Depuis cinquante ans, les produits consommés généralement par les pays non occidentaux ont été classés par cette commission, mais les produits psycho-actifs d’usage courant au sein du monde occidental n’ont pas été soumis à cette classification. Si aujourd’hui le tabac apparaissait comme nouveau produit au niveau mondial, l’OMS examinerait la dangerosité, la potentialité de dépendance de ce produit, et elle rendrait un avis très négatif aux instances onusiennes qui classeraient le tabac sur la liste des stupéfiants et en rendraient l’accès interdit…
Nous voyons clairement par ce simple exemple que la constitution de la liste des stupéfiants est très marquée historiquement. Le poids de l’industrie du tabac, comme cela serait d’ailleurs le cas avec l’alcool, est tel qu’un scénario de cette nature est à ce jour improbable. La régulation de l’offre de produits psycho-actifs est déterminée par la mise en place de cette législation internationale. L’interdiction quasi totale des cultures des produits classés (opium, cannabis, coca…) a entrainé de fait un développement de cultures prohibées qui a pour conséquence de constituer un marché illicite au niveau mondial dont on connaît les répercussions désastreuses en termes de criminalité.

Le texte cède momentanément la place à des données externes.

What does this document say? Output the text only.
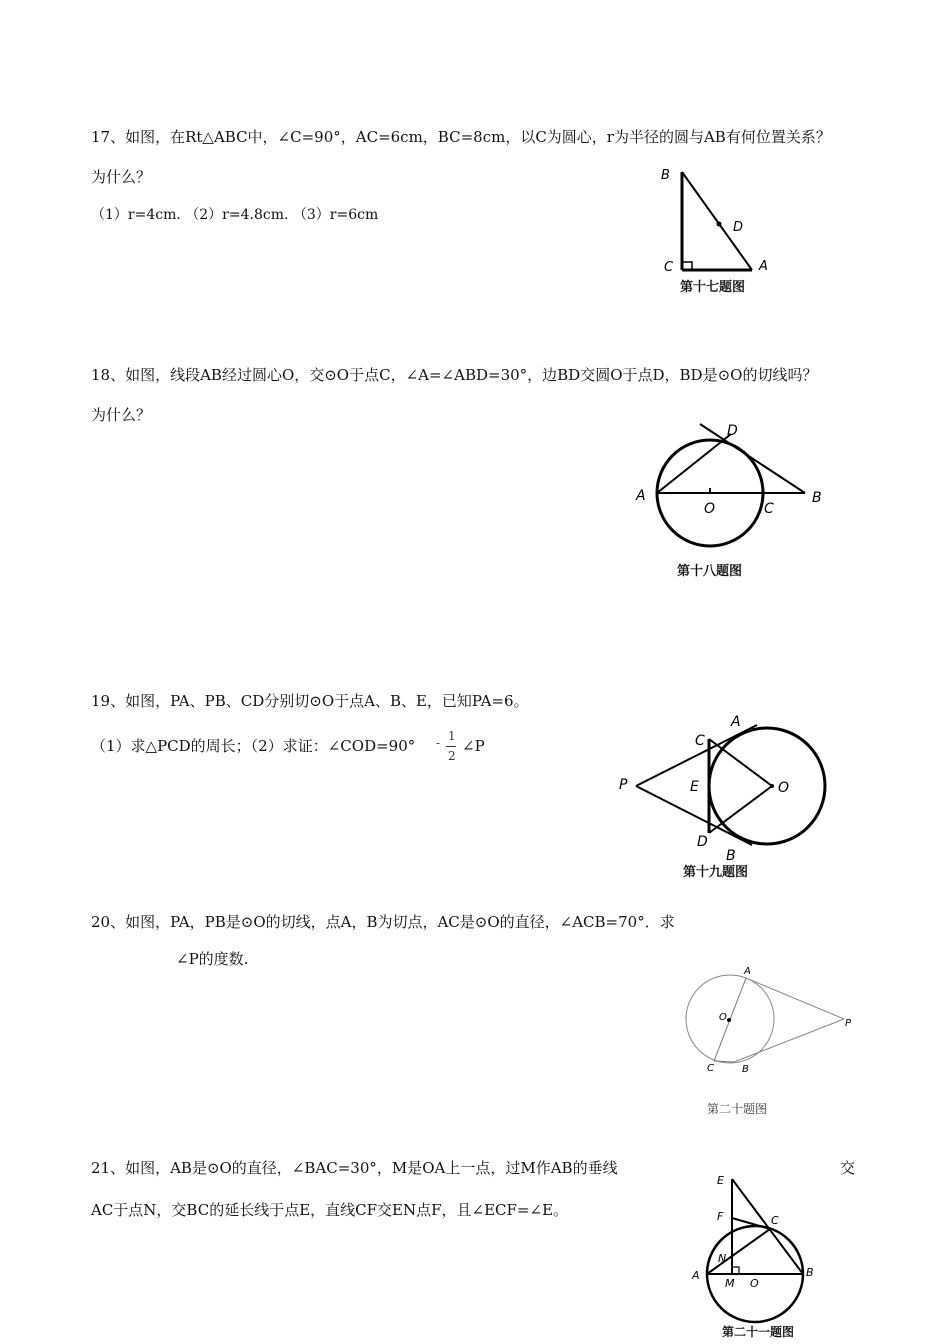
17、如图，在Rt△ABC中，∠C=90°，AC=6cm，BC=8cm，以C为圆心，r为半径的圆与AB有何位置关系？
为什么？
（1）r=4cm. （2）r=4.8cm. （3）r=6cm
B
D
C	A
第十七题图
18、如图，线段AB经过圆心O，交⊙O于点C，∠A=∠ABD=30°，边BD交圆O于点D，BD是⊙O的切线吗？
为什么？
D
A
O	C
B
第十八题图
19、如图，PA、PB、CD分别切⊙O于点A、B、E，已知PA=6。
（1）求△PCD的周长；（2）求证：∠COD=90° - 1
2
∠P	C
A
P	E	O
D
B
第十九题图
20、如图，PA，PB是⊙O的切线，点A，B为切点，AC是⊙O的直径，∠ACB=70°．求
∠P的度数.
A
O
P
C	B
第二十题图
21、如图，AB是⊙O的直径，∠BAC=30°，M是OA上一点，过M作AB的垂线	交
AC于点N，交BC的延长线于点E，直线CF交EN点F，且∠ECF=∠E。
E
F	C
N
A
M O
B
第二十一题图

La gestion de l’offre de produits psycho-actifs a montré depuis cinquante ans ses limites. Mais qu’en est-il au niveau de la demande ?
Au nom de la santé publique en France, fut votée le 31 décembre 1970 la loi qui reste le pivot de notre politique. Cette loi est centrée essentiellement sur la condamnation de l’usage, l’injonction thérapeutique qui permet d’orienter les toxicomanes vers le secteur sanitaire, et la gratuité et l’anonymat des soins. Cette loi a aussi pour objectif de contenir les comportements « toxicomaniaques » ou de les prévenir. Elle devait, au moment où elle fut votée, contenir l’augmentation du nombre de consommateurs dont la couverture sociale devenait de plus en plus importante, faisant croître les dépenses de santé.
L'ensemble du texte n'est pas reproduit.